Started reading up on OpenWRT in preparation for getting AMP to run on it.
Should hopefully have a device to test on in the next week or so but in
the meantime I need to get my head around how it all fits together.

23

May

2011

Spent some time getting the state machine generation code to read in a
machine from a previously output dot file so that the same machine can be
quickly reused to run different traces. Added extra reporting on spam
counts etc per link so that these can be used by programs later in the
chain when generating graphs of the paths spam/ham take through the
machine. This will hopefully let me run a few large traces through the
machine once and then use that data to test and evaluate others in a
fraction of the time.

Started investigating which MTAs the clients in my traces were using to
see if there were any interesting patterns. Approximately 20% of clients
accepted my test connection and 94% of those gave me something useful in
the banner or help message to identify them. Am currently waiting on
another run through of the trace with extra reporting identifying the MTAs
involved so I can compare between them.

Worked on getting the WRAMP simulator up and running on a more modern
version of wxWindows and with a newer compiler. Lots of search and
replace later it seems to be working fine. Most of the issues were with
wxWindows no longer accepting a good old fashioned char* as a string and
needing to convert everything to a unicode capable wxString.

17

May

2011

Successfully got the state machine generation running across ISP traces,
fixing a few bugs that the new dataset exposed along the way. Took the
machine that was generated using the ISP data and ran it with the older
data with known spam status to see how they compared (quite similar).
Again, it is quite clear what is spam after the point it is rejected by
the mail server but the distinction is much less clear prior to that.

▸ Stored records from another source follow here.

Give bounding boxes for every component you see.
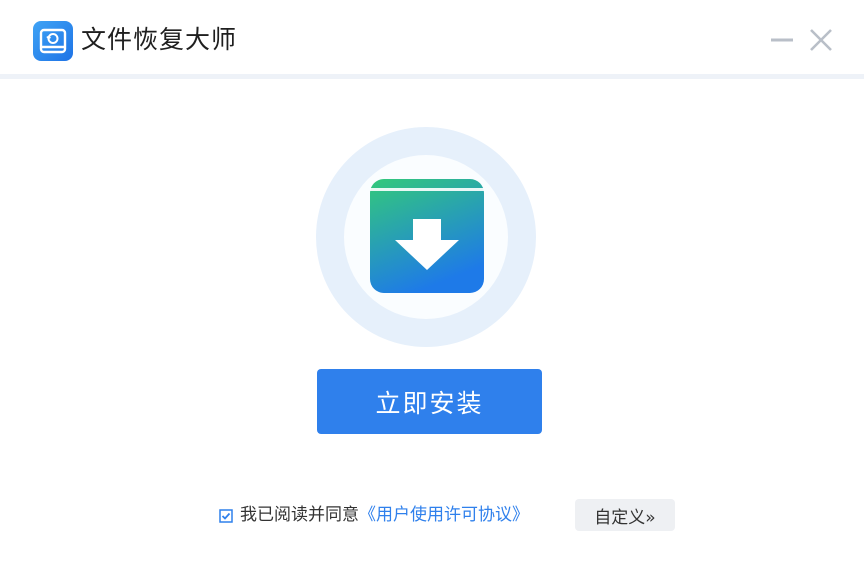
close-button[interactable] (807, 26, 835, 54)
download-box-icon (370, 179, 484, 293)
close-icon (810, 29, 832, 51)
agreement-text: 我已阅读并同意《用户使用许可协议》 (240, 503, 529, 527)
minimize-icon (771, 38, 793, 42)
title-divider (0, 74, 864, 79)
hero-illustration (316, 127, 536, 347)
agreement-prefix: 我已阅读并同意 (240, 505, 359, 525)
app-logo-icon (33, 21, 73, 61)
installer-window: 文件恢复大师 立即安装 我已阅读并同意《用户使用许可协议》 自定义» (0, 0, 864, 564)
title-bar: 文件恢复大师 (0, 0, 864, 76)
license-agreement-link[interactable]: 《用户使用许可协议》 (359, 505, 529, 525)
agreement-checkbox[interactable] (219, 508, 233, 523)
checkbox-checked-icon (219, 509, 233, 523)
install-now-button[interactable]: 立即安装 (317, 369, 542, 434)
minimize-button[interactable] (768, 26, 796, 54)
custom-install-button[interactable]: 自定义» (575, 499, 675, 531)
app-title: 文件恢复大师 (81, 25, 238, 54)
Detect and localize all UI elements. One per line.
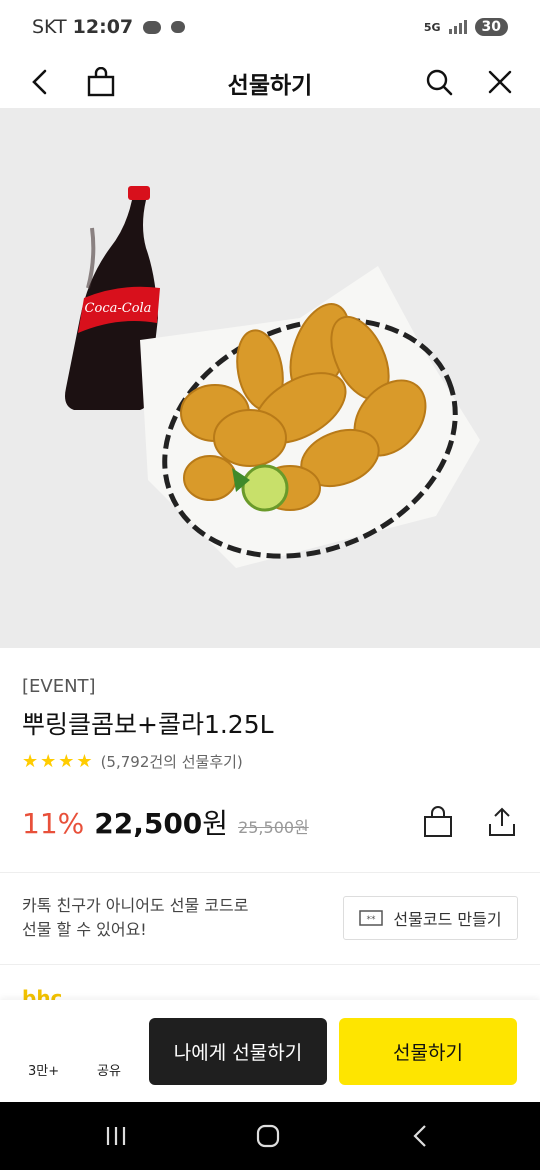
top-bar: 선물하기 (0, 58, 540, 108)
wish-count: 3만+ (28, 1064, 60, 1079)
divider (0, 964, 540, 965)
home-button[interactable] (248, 1120, 288, 1152)
chicken-and-cola-illustration: Coca-Cola (65, 186, 480, 568)
clock: 12:07 (72, 16, 134, 38)
discount-rate: 11% (22, 807, 85, 840)
home-icon (256, 1124, 280, 1148)
star-icon: ★ (76, 751, 93, 772)
gift-to-self-button[interactable]: 나에게 선물하기 (149, 1018, 327, 1085)
status-right: 5G 30 (424, 18, 508, 36)
close-button[interactable] (478, 60, 522, 104)
promo-line-2: 선물 할 수 있어요! (22, 920, 147, 939)
original-price: 25,500원 (238, 818, 309, 837)
back-icon (413, 1125, 426, 1147)
share-label: 공유 (97, 1064, 121, 1079)
star-icon: ★ (22, 751, 39, 772)
share-button[interactable]: 공유 (97, 1060, 121, 1079)
create-gift-code-label: 선물코드 만들기 (393, 910, 502, 929)
product-image: Coca-Cola (0, 108, 540, 648)
search-button[interactable] (417, 60, 461, 104)
gift-code-promo: 카톡 친구가 아니어도 선물 코드로 선물 할 수 있어요! (22, 894, 248, 942)
add-to-cart-button[interactable] (418, 802, 458, 842)
recent-apps-button[interactable] (96, 1120, 136, 1152)
product-name: 뿌링클콤보+콜라1.25L (22, 710, 274, 739)
gift-label: 선물하기 (393, 1042, 463, 1064)
price-unit: 원 (202, 807, 229, 840)
signal-icon (448, 20, 467, 34)
system-back-button[interactable] (400, 1120, 440, 1152)
star-icon: ★ (58, 751, 75, 772)
gift-button[interactable]: 선물하기 (339, 1018, 517, 1085)
search-icon (426, 69, 453, 96)
shopping-bag-icon (424, 806, 452, 837)
share-icon-button[interactable] (482, 802, 522, 842)
promo-line-1: 카톡 친구가 아니어도 선물 코드로 (22, 896, 249, 915)
rating-row[interactable]: ★ ★ ★ ★ (5,792건의 선물후기) (22, 751, 518, 772)
share-icon (489, 807, 515, 836)
wish-button[interactable]: 3만+ (28, 1060, 59, 1079)
event-tag: [EVENT] (22, 676, 96, 697)
product-info: [EVENT] 뿌링클콤보+콜라1.25L ★ ★ ★ ★ (5,792건의 선… (22, 676, 518, 772)
sale-price: 22,500원 (94, 802, 228, 842)
network-type: 5G (423, 20, 441, 34)
status-bar: SKT 12:07 5G 30 (0, 0, 540, 58)
review-count: (5,792건의 선물후기) (100, 753, 243, 771)
system-navigation-bar (0, 1102, 540, 1170)
carrier: SKT (32, 16, 67, 38)
svg-text:Coca-Cola: Coca-Cola (85, 301, 152, 316)
battery-indicator: 30 (474, 18, 508, 36)
divider (0, 872, 540, 873)
gift-to-self-label: 나에게 선물하기 (173, 1042, 303, 1064)
kakaotalk-notification-icon (143, 20, 162, 34)
ticket-icon: ** (359, 910, 384, 926)
create-gift-code-button[interactable]: ** 선물코드 만들기 (343, 896, 518, 940)
svg-text:**: ** (367, 915, 377, 925)
close-icon (488, 70, 512, 94)
star-icon: ★ (40, 751, 57, 772)
recent-apps-icon (106, 1127, 126, 1145)
price-row: 11% 22,500원 25,500원 (22, 802, 309, 842)
sale-price-value: 22,500 (94, 807, 203, 840)
message-notification-icon (171, 21, 186, 33)
status-left: SKT 12:07 (32, 16, 186, 38)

Started to work on reading the machine back in from the output dot graph
files so that a pre-built machine can be used to run against any object
trace without having to rebuild the machine every time.

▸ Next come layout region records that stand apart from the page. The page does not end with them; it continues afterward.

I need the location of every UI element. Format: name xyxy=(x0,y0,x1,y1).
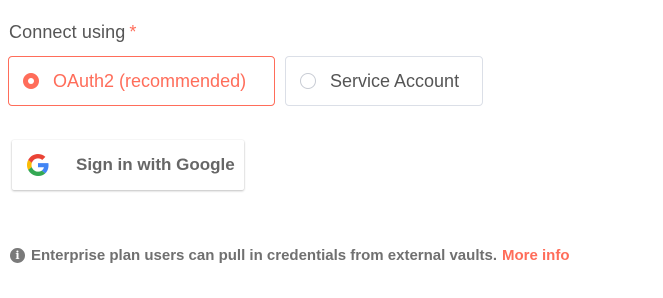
connect-method-radio-group: OAuth2 (recommended) Service Account xyxy=(8,56,483,106)
connect-using-text: Connect using xyxy=(9,22,126,42)
required-asterisk: * xyxy=(129,22,137,42)
more-info-link[interactable]: More info xyxy=(502,247,570,264)
sign-in-with-google-label: Sign in with Google xyxy=(76,155,235,174)
radio-unselected-icon[interactable] xyxy=(300,73,316,89)
radio-option-oauth2[interactable]: OAuth2 (recommended) xyxy=(8,56,275,106)
info-icon: i xyxy=(10,248,25,263)
connect-using-label: Connect using * xyxy=(9,22,137,43)
radio-option-service-account-label: Service Account xyxy=(330,70,460,91)
radio-option-oauth2-label: OAuth2 (recommended) xyxy=(53,70,247,91)
radio-option-service-account[interactable]: Service Account xyxy=(285,56,483,106)
sign-in-with-google-button[interactable]: Sign in with Google xyxy=(12,140,244,190)
google-g-icon xyxy=(27,154,49,176)
enterprise-info-notice: i Enterprise plan users can pull in cred… xyxy=(10,247,570,264)
enterprise-info-text: Enterprise plan users can pull in creden… xyxy=(31,247,497,264)
radio-selected-icon[interactable] xyxy=(23,73,39,89)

Spent some time working on documentation about embedding R in C code in
response to an email query I got. I've been tinkering with this off and on
for a while and should blog about it when it's more complete.

10

May

2011

Further refined the spam classification for my existing dataset based on
the spam assassin logs. Building the state machine for the new data shows
every flow tagged as spam going through the same set of transitions
(corresponding to 550 errors and exiting), which makes sense seeing as
anything considered spam gets rejected. From that point on it is very
clear which flows are spam and which aren't, but the small amount of spam
left in the dataset isn't enough to differentiate any of the preceeding
links.

Started looking at some of our recent ISP traces to build a larger dataset
with more spam flows. The data is more useful with some idea as to which
flows are spam and which are ham, so I've used the spamhaus block lists to
get an approximate classification. The data is current enough that the
block lists should be fairly relevant and accurate, and if this looks
promising I can capture new data or perhaps try to get access to mail
server logs. At the moment the state machine generation code is being run
over approximately 1400 SMTP flows (of which one third are spam) to see
how this differs from my old dataset.

Also made a few updates to the KAREN weathermap and spent some time on
documentation covering how to make similar updates.

02

May

2011

It looks like the major problem with the spam dataset I've been using is
the classification of greylisted flows as spam. Greylisting is a very
common thing to happen to incoming flows on our mailserver and mostly
looks to occur early on before data is sent. This meant there was a vast
number of almost identical flows that were being counted as spam. Removing
these flows from consideration gives me a smaller dataset, but one in
which almost every flow traverses at least one link that is entirely
classified as spam or ham. At this point the small number of flows that
don't do this appear to involve TLS and will require closer investigation.
Will also need to expand into newer and larger datasets, hopefully some
without greylisting that see larger volumes of spam.